One question I get all the time is “how precise do I have to be with the text I am working on?” “Does it really matter if I change a few words?” “Do I have to be word-perfect?” Actors have wrestled with this question from centuries. Even Shakespeare had to reprimand his actors: “let those that play your clowns speak no more than is set down for them”.
Within StageMilk, I get to talk with many of the best playwrights, screenwriters, acting teachers, casting directors and actors, from across the industry, and after discussing this with many of these industry heavyweights the resounding answer is…
ABSOLUTELY 100% YES!
Always Aim for Perfection
So my first point is that we should always aim to be word-perfect. The reality is this will not always be possible, maybe you have 24 hours notice and 20 pages of dialogue to get through and you have to paraphrase a little. Or maybe you just make a good old fashioned blunder. It happens.
But I think we have to remember that our role as actors is to bring stories to life, stories written by playwrights and screenwriters. As Larry Moss would say there is no greater relationship than that of writer and actor. When it works well it’s truly incredible. And when does it work well? When we both respect each other. And what is more disrespectful than to say to a writer I can write better than you, and start mucking around with their words.
These are the words the writer has given you, and as hard as they may sometimes be to speak in a fluent, natural and truthful way, we must endeavour to do so.
However, let’s get into some of the grey…
I want to stand firm on my first point, but I also want to share a good standard rule when it comes to this question. The better the writer the more word-perfect you have to be. If you mess up even a syllable of Shakespeare, a discerning audience member will know. Shakespeare, Chekhov, Aphra Benn, Lucy Prebble. Their words are not to be toyed with.
However, you’re doing a local student film or small commercial casting, and you’re already picking your way through a labyrinth of typos, you may have a little more freedom to play. And this may even be encouraged.
Golden Rule: The better the writer, the more word-perfect you have to be.
So I’ve now shared my golden rule: the better the writer the more precise you have to be. But there are other examples where we can explore being a little looser with the text…
First of all, an interesting area is in auditions. Auditions should be a playful environment where you work collaboratively with the director or casting director. I don’t recommend going in and rewriting the script on a first read, but if you have an idea and you feel it suits the tone of the production you can definitely be playful here. Though, you really have to get very good at reading the room. In auditions all the same rules apply, but I have interviewed a number of casting directors that have openly encouraged improvisation and ad-libbing. So if you feel it works and they are open to it, you can sometimes loosen things up a bit more here. That being said, there’s no need to go changing WHOLE lines just for the sake of it – that could come across as abrasive, rude and egotistical. Be humble about it.

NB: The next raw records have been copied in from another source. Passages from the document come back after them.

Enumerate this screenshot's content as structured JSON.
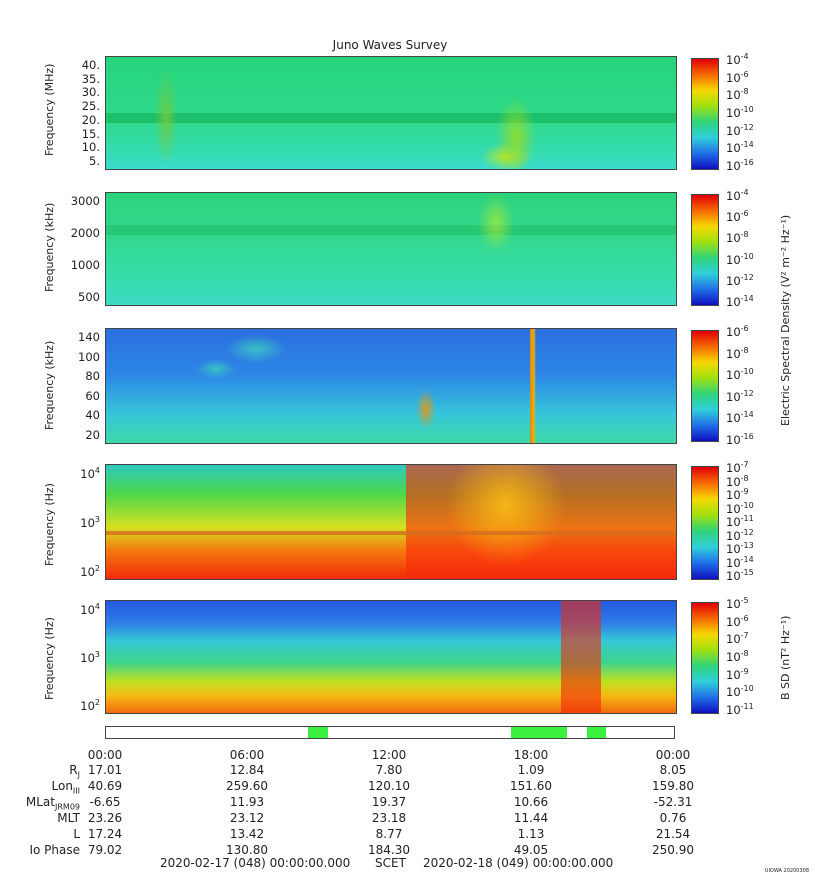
{
  "title": "Juno Waves Survey",
  "panels": [
    {
      "ylabel": "Frequency (MHz)",
      "ticks": [
        "40.",
        "35.",
        "30.",
        "25.",
        "20.",
        "15.",
        "10.",
        "5."
      ],
      "cbar": [
        "10^-4",
        "10^-6",
        "10^-8",
        "10^-10",
        "10^-12",
        "10^-14",
        "10^-16"
      ]
    },
    {
      "ylabel": "Frequency (kHz)",
      "ticks": [
        "3000",
        "2000",
        "1000",
        "500"
      ],
      "cbar": [
        "10^-4",
        "10^-6",
        "10^-8",
        "10^-10",
        "10^-12",
        "10^-14"
      ]
    },
    {
      "ylabel": "Frequency (kHz)",
      "ticks": [
        "140",
        "100",
        "80",
        "60",
        "40",
        "20"
      ],
      "cbar": [
        "10^-6",
        "10^-8",
        "10^-10",
        "10^-12",
        "10^-14",
        "10^-16"
      ]
    },
    {
      "ylabel": "Frequency (Hz)",
      "ticks": [
        "10^4",
        "10^3",
        "10^2"
      ],
      "cbar": [
        "10^-7",
        "10^-8",
        "10^-9",
        "10^-10",
        "10^-11",
        "10^-12",
        "10^-13",
        "10^-14",
        "10^-15"
      ]
    },
    {
      "ylabel": "Frequency (Hz)",
      "ticks": [
        "10^4",
        "10^3",
        "10^2"
      ],
      "cbar": [
        "10^-5",
        "10^-6",
        "10^-7",
        "10^-8",
        "10^-9",
        "10^-10",
        "10^-11"
      ]
    }
  ],
  "cbar_title_e": "Electric Spectral Density (V² m⁻² Hz⁻¹)",
  "cbar_title_b": "B SD (nT² Hz⁻¹)",
  "time_ticks": [
    "00:00",
    "06:00",
    "12:00",
    "18:00",
    "00:00"
  ],
  "ephemeris": [
    {
      "name": "R_J",
      "values": [
        "17.01",
        "12.84",
        "7.80",
        "1.09",
        "8.05"
      ]
    },
    {
      "name": "Lon_III",
      "values": [
        "40.69",
        "259.60",
        "120.10",
        "151.60",
        "159.80"
      ]
    },
    {
      "name": "MLat_JRM09",
      "values": [
        "-6.65",
        "11.93",
        "19.37",
        "10.66",
        "-52.31"
      ]
    },
    {
      "name": "MLT",
      "values": [
        "23.26",
        "23.12",
        "23.18",
        "11.44",
        "0.76"
      ]
    },
    {
      "name": "L",
      "values": [
        "17.24",
        "13.42",
        "8.77",
        "1.13",
        "21.54"
      ]
    },
    {
      "name": "Io Phase",
      "values": [
        "79.02",
        "130.80",
        "184.30",
        "49.05",
        "250.90"
      ]
    }
  ],
  "footer": {
    "start": "2020-02-17 (048) 00:00:00.000",
    "mid": "SCET",
    "end": "2020-02-18 (049) 00:00:00.000"
  },
  "credit": "UIOWA 20200308",
  "chart_data": {
    "type": "heatmap",
    "title": "Juno Waves Survey",
    "x_range": [
      "2020-02-17T00:00",
      "2020-02-18T00:00"
    ],
    "panel_count": 5
  }
}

Note: remember it’s so important to understand what it is you are auditioning for before you start mucking about with the text. Aaron Sorkin is not going to be impressed with you ad-libbing around his dialogue! But a comedy TV series audition, however, you might have more room to move to make the text your own. Which brings me nicely to my next point…
Next is the world of comedy. This is where there can be a lot of freedom to play and again it is often encouraged. Don’t start messing with Moliere, but if you were working on a set of a show like The Office or Parks and Rec, you may be given a lot of license to drift off-script. Again it comes down to the culture of the set and understanding the production you are in. You will still have to take into account limitations such as continuity and framing. So even in a comic setting you still have to have structure. (It’s always fun to look at bloopers from shows like Parks and Rec, this is where you get to see just how much improv they have, and how hilarious it can be – even to the other cast members).

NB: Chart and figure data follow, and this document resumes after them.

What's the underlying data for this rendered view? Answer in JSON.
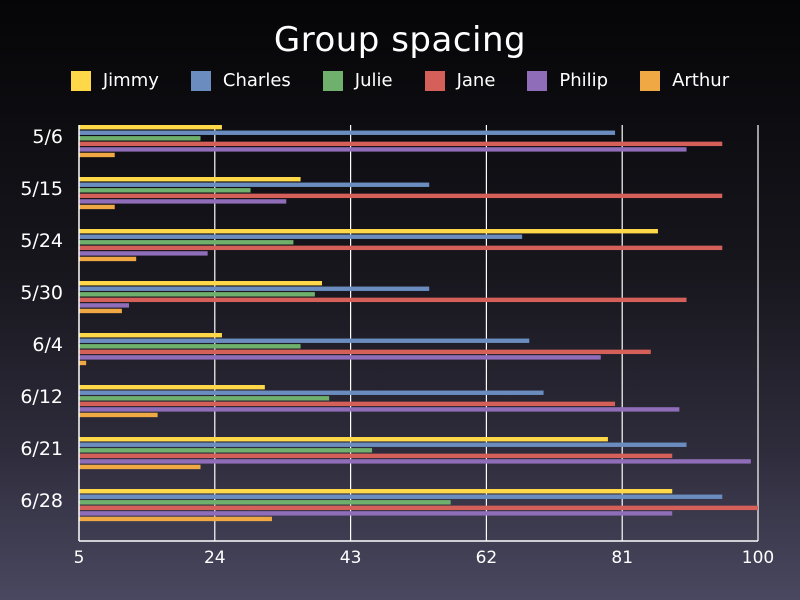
{
  "chart_data": {
    "type": "bar",
    "orientation": "horizontal",
    "title": "Group spacing",
    "categories": [
      "5/6",
      "5/15",
      "5/24",
      "5/30",
      "6/4",
      "6/12",
      "6/21",
      "6/28"
    ],
    "series": [
      {
        "name": "Jimmy",
        "color": "#ffd84a",
        "values": [
          25,
          36,
          86,
          39,
          25,
          31,
          79,
          88
        ]
      },
      {
        "name": "Charles",
        "color": "#6b8cbf",
        "values": [
          80,
          54,
          67,
          54,
          68,
          70,
          90,
          95
        ]
      },
      {
        "name": "Julie",
        "color": "#6fb06c",
        "values": [
          22,
          29,
          35,
          38,
          36,
          40,
          46,
          57
        ]
      },
      {
        "name": "Jane",
        "color": "#d5605a",
        "values": [
          95,
          95,
          95,
          90,
          85,
          80,
          88,
          100
        ]
      },
      {
        "name": "Philip",
        "color": "#8f6db8",
        "values": [
          90,
          34,
          23,
          12,
          78,
          89,
          99,
          88
        ]
      },
      {
        "name": "Arthur",
        "color": "#f0a844",
        "values": [
          10,
          10,
          13,
          11,
          6,
          16,
          22,
          32
        ]
      }
    ],
    "xticks": [
      "5",
      "24",
      "43",
      "62",
      "81",
      "100"
    ],
    "xlim": [
      5,
      100
    ],
    "grid": "vertical",
    "legend_position": "top"
  }
}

Finally, even outside of comedy, scripts aren’t always set in stone. There are plenty of directors who encourage ad-lib and improvisation. In fact, entire films can be improvised. The famous example here is British director, Mike Leigh, who uses improvisation in most of his major films.

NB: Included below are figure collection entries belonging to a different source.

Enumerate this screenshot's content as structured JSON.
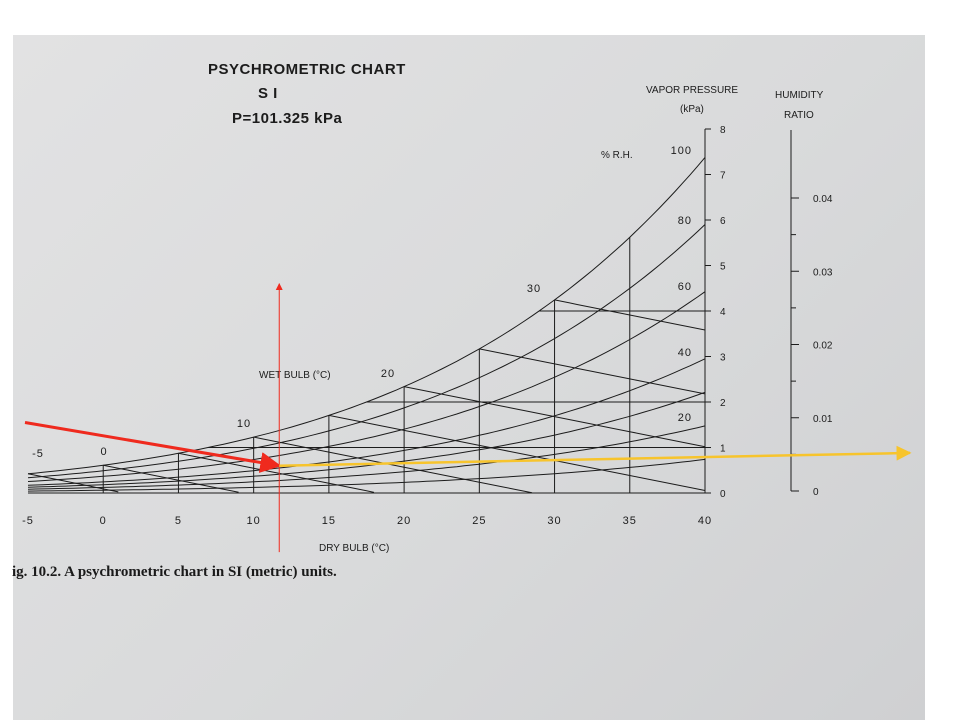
{
  "chart_data": {
    "type": "line",
    "title": "PSYCHROMETRIC CHART",
    "subtitle": "S I",
    "pressure_label": "P=101.325  kPa",
    "xlabel": "DRY BULB (°C)",
    "x_ticks": [
      "-5",
      "0",
      "5",
      "10",
      "15",
      "20",
      "25",
      "30",
      "35",
      "40"
    ],
    "xlim": [
      -5,
      40
    ],
    "vapor_pressure_label": [
      "VAPOR PRESSURE",
      "(kPa)"
    ],
    "vapor_pressure_ticks": [
      "0",
      "1",
      "2",
      "3",
      "4",
      "5",
      "6",
      "7",
      "8"
    ],
    "vapor_pressure_lim": [
      0,
      8
    ],
    "humidity_ratio_label": [
      "HUMIDITY",
      "RATIO"
    ],
    "humidity_ratio_ticks": [
      "0",
      "0.01",
      "0.02",
      "0.03",
      "0.04"
    ],
    "rh_label": "% R.H.",
    "rh_values": [
      "20",
      "40",
      "60",
      "80",
      "100"
    ],
    "wet_bulb_label": "WET BULB (°C)",
    "wet_bulb_values": [
      "-5",
      "0",
      "10",
      "20",
      "30"
    ],
    "series": [
      {
        "name": "100",
        "x": [
          -5,
          0,
          5,
          10,
          15,
          20,
          25,
          30,
          35,
          40
        ],
        "y": [
          0.42,
          0.61,
          0.87,
          1.23,
          1.71,
          2.34,
          3.17,
          4.25,
          5.63,
          7.38
        ]
      },
      {
        "name": "80",
        "x": [
          -5,
          0,
          5,
          10,
          15,
          20,
          25,
          30,
          35,
          40
        ],
        "y": [
          0.34,
          0.49,
          0.7,
          0.98,
          1.36,
          1.87,
          2.53,
          3.4,
          4.5,
          5.9
        ]
      },
      {
        "name": "60",
        "x": [
          -5,
          0,
          5,
          10,
          15,
          20,
          25,
          30,
          35,
          40
        ],
        "y": [
          0.25,
          0.37,
          0.52,
          0.74,
          1.02,
          1.4,
          1.9,
          2.55,
          3.38,
          4.43
        ]
      },
      {
        "name": "40",
        "x": [
          -5,
          0,
          5,
          10,
          15,
          20,
          25,
          30,
          35,
          40
        ],
        "y": [
          0.17,
          0.24,
          0.35,
          0.49,
          0.68,
          0.94,
          1.27,
          1.7,
          2.25,
          2.95
        ]
      },
      {
        "name": "20",
        "x": [
          -5,
          0,
          5,
          10,
          15,
          20,
          25,
          30,
          35,
          40
        ],
        "y": [
          0.08,
          0.12,
          0.17,
          0.25,
          0.34,
          0.47,
          0.63,
          0.85,
          1.13,
          1.48
        ]
      }
    ],
    "annotations": {
      "red_arrows": [
        {
          "from": [
            -5.2,
            1.55
          ],
          "to": [
            11.7,
            0.6
          ]
        },
        {
          "from": [
            11.7,
            -1.3
          ],
          "to": [
            11.7,
            4.6
          ]
        }
      ],
      "yellow_arrow": {
        "from": [
          11.7,
          0.6
        ],
        "to_humidity_ratio": 0.0052
      }
    },
    "caption": "ig. 10.2. A psychrometric chart in SI (metric) units.",
    "colors": {
      "annotation_red": "#ef2a1e",
      "annotation_yellow": "#f7c42c",
      "ink": "#1c1c1c"
    }
  }
}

It’s always good to have a conversation with the director and never assume this will be the case, but if the director views the script as more of a fluid starting point, then get ready to play. I would also add that even on a production that is sticking strictly to the lines, you can always discuss issues with a director. I was interviewing Jack Thompson recently and he told me a story where he was preparing for a real-life character by listening to a recording of actual clips from a courtroom. He heard something in the tapes that he felt had to be used in the film and went to Clint Eastwood (who was directing) and asked to add the line in. And he did! Directors and writers are often open to these suggestions, but this is very different from being lazy in your preparation on a script.
We as actors must always aim to honour the work of the writer, no matter how bad the script may be in your own opinion. And, if we are working on truly great writers, we must be even more diligent.
However, there are plenty of times where bringing your own creativity and augmenting the script might even be the reason you book the job! At the end of the day, you have to understand the tone of the production. If you have an impulse and you feel it will be supported, go for it. I know actors who even when auditioning for major productions add little extra lines or make changes to give it a point of difference. Though in general, I don’t encourage this, we have to always trust our own impulses.
I hope that helps answer this important acting question.